More Clive Barker for you, this time Weaveworld, which is my all-time favourite of his novels. I first read it in my gap year, but I am a great fan of the re-read and have dipped in and out over the last few years quite regularly. It came to me from a long-overlooked bookshelf in my grandmother’s house, a 1988 edition which has clearly been read, though not by any of my family members. A mysterious arrival for a mysteriously fantastic book!
Weaveworld is about a fantastical other-world that was sewn into a carpet when apocalypse called. Ever-threatened with being unravelled, it is stumbled upon by two humans from earth, Cal and Suzanna, who are drawn into the intricate and extraordinary fate of the Weaveworld.
I won’t lie to you, this is a hefty fantasy epic. It’s long, in my version at least the print is very small, and the storyline divides into so many sections that had it been written today, I imagine it may have been turned into a trilogy. Despite this, I was never bored. The world which Barker draws is so fantastically alien and unusually magical that it is not possible to be bored. Moreover, the romantic relationships take twists and turns, the friendships are real and deep, and the sense of epic scale is beautifully rendered.

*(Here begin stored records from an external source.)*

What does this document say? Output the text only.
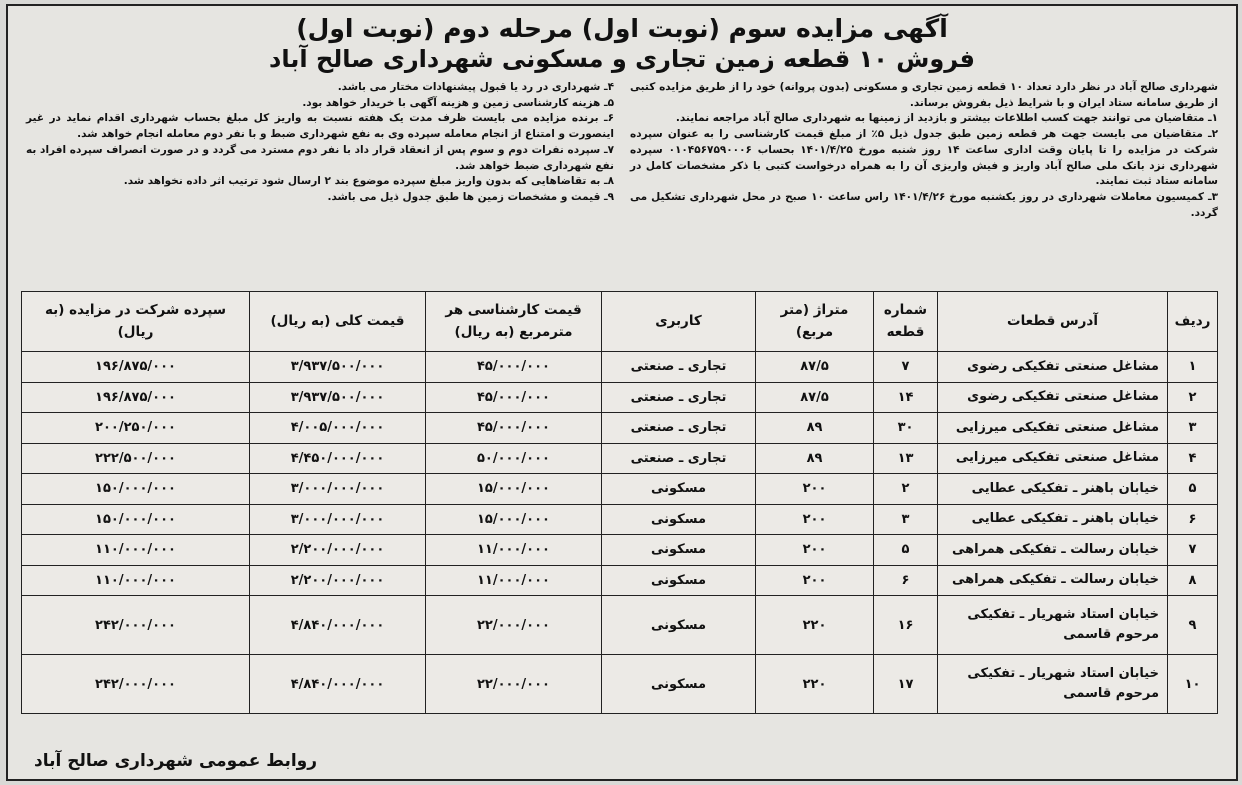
آگهی مزایده سوم (نوبت اول) مرحله دوم (نوبت اول)
فروش ۱۰ قطعه زمین تجاری و مسکونی شهرداری صالح آباد

شهرداری صالح آباد در نظر دارد تعداد ۱۰ قطعه زمین تجاری و مسکونی (بدون پروانه) خود را از طریق مزایده کتبی از طریق سامانه ستاد ایران و با شرایط ذیل بفروش برساند.

۱ـ متقاضیان می توانند جهت کسب اطلاعات بیشتر و بازدید از زمینها به شهرداری صالح آباد مراجعه نمایند.

۲ـ متقاضیان می بایست جهت هر قطعه زمین طبق جدول ذیل ۵٪ از مبلغ قیمت کارشناسی را به عنوان سپرده شرکت در مزایده را تا پایان وقت اداری ساعت ۱۴ روز شنبه مورخ ۱۴۰۱/۴/۲۵ بحساب ۰۱۰۴۵۶۷۵۹۰۰۰۶ سپرده شهرداری نزد بانک ملی صالح آباد واریز و فیش واریزی آن را به همراه درخواست کتبی با ذکر مشخصات کامل در سامانه ستاد ثبت نمایند.

۳ـ کمیسیون معاملات شهرداری در روز یکشنبه مورخ ۱۴۰۱/۴/۲۶ راس ساعت ۱۰ صبح در محل شهرداری تشکیل می گردد.

۴ـ شهرداری در رد یا قبول پیشنهادات مختار می باشد.

۵ـ هزینه کارشناسی زمین و هزینه آگهی با خریدار خواهد بود.

۶ـ برنده مزایده می بایست ظرف مدت یک هفته نسبت به واریز کل مبلغ بحساب شهرداری اقدام نماید در غیر اینصورت و امتناع از انجام معامله سپرده وی به نفع شهرداری ضبط و با نفر دوم معامله انجام خواهد شد.

۷ـ سپرده نفرات دوم و سوم پس از انعقاد قرار داد با نفر دوم مسترد می گردد و در صورت انصراف سپرده افراد به نفع شهرداری ضبط خواهد شد.

۸ـ به تقاضاهایی که بدون واریز مبلغ سپرده موضوع بند ۲ ارسال شود ترتیب اثر داده نخواهد شد.

۹ـ قیمت و مشخصات زمین ها طبق جدول ذیل می باشد.

ردیف	آدرس قطعات	شماره قطعه	متراژ (متر مربع)	کاربری	قیمت کارشناسی هر مترمربع (به ریال)	قیمت کلی (به ریال)	سپرده شرکت در مزایده (به ریال)
۱	مشاغل صنعتی تفکیکی رضوی	۷	۸۷/۵	تجاری ـ صنعتی	۴۵/۰۰۰/۰۰۰	۳/۹۳۷/۵۰۰/۰۰۰	۱۹۶/۸۷۵/۰۰۰
۲	مشاغل صنعتی تفکیکی رضوی	۱۴	۸۷/۵	تجاری ـ صنعتی	۴۵/۰۰۰/۰۰۰	۳/۹۳۷/۵۰۰/۰۰۰	۱۹۶/۸۷۵/۰۰۰
۳	مشاغل صنعتی تفکیکی میرزایی	۳۰	۸۹	تجاری ـ صنعتی	۴۵/۰۰۰/۰۰۰	۴/۰۰۵/۰۰۰/۰۰۰	۲۰۰/۲۵۰/۰۰۰
۴	مشاغل صنعتی تفکیکی میرزایی	۱۳	۸۹	تجاری ـ صنعتی	۵۰/۰۰۰/۰۰۰	۴/۴۵۰/۰۰۰/۰۰۰	۲۲۲/۵۰۰/۰۰۰
۵	خیابان باهنر ـ تفکیکی عطایی	۲	۲۰۰	مسکونی	۱۵/۰۰۰/۰۰۰	۳/۰۰۰/۰۰۰/۰۰۰	۱۵۰/۰۰۰/۰۰۰
۶	خیابان باهنر ـ تفکیکی عطایی	۳	۲۰۰	مسکونی	۱۵/۰۰۰/۰۰۰	۳/۰۰۰/۰۰۰/۰۰۰	۱۵۰/۰۰۰/۰۰۰
۷	خیابان رسالت ـ تفکیکی همراهی	۵	۲۰۰	مسکونی	۱۱/۰۰۰/۰۰۰	۲/۲۰۰/۰۰۰/۰۰۰	۱۱۰/۰۰۰/۰۰۰
۸	خیابان رسالت ـ تفکیکی همراهی	۶	۲۰۰	مسکونی	۱۱/۰۰۰/۰۰۰	۲/۲۰۰/۰۰۰/۰۰۰	۱۱۰/۰۰۰/۰۰۰
۹	خیابان استاد شهریار ـ تفکیکی مرحوم قاسمی	۱۶	۲۲۰	مسکونی	۲۲/۰۰۰/۰۰۰	۴/۸۴۰/۰۰۰/۰۰۰	۲۴۲/۰۰۰/۰۰۰
۱۰	خیابان استاد شهریار ـ تفکیکی مرحوم قاسمی	۱۷	۲۲۰	مسکونی	۲۲/۰۰۰/۰۰۰	۴/۸۴۰/۰۰۰/۰۰۰	۲۴۲/۰۰۰/۰۰۰
روابط عمومی شهرداری صالح آباد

My favourite thing about this book, however, has to be the depiction of women. This story really stuck out in my mind as one of the first books I read which had young, confident women in it, who were powerful enough to move the plot on, independent of any man. In fact, women are more powerful magically than men in this story, which is quite unusual, and something I really enjoyed reading. Best of all, it’s not an explicitly feminist narrative. These powerful women are a natural, integral part of the story. They’re not shoe-horned in. When female power becomes incidental as opposed to explicit, that, to me, is real gender equality in the writing.
Enough ranting about gender-politics though! This has definitely been one of the more inspirational fantasy reads I’ve encountered over the years and I would thoroughly recommend it to anyone and everyone. A great door into fantasy, if you think you can tackle the length, and a great addition to your reading list if fantasy is already your thing.
Weaveworld was first published in the UK in 1987 by William Collins Sons. & co. (now published by Harper Voyager). It is available directly from the publisher’s website as an eBook (£5.49) or from a variety of retailers in Paperback format.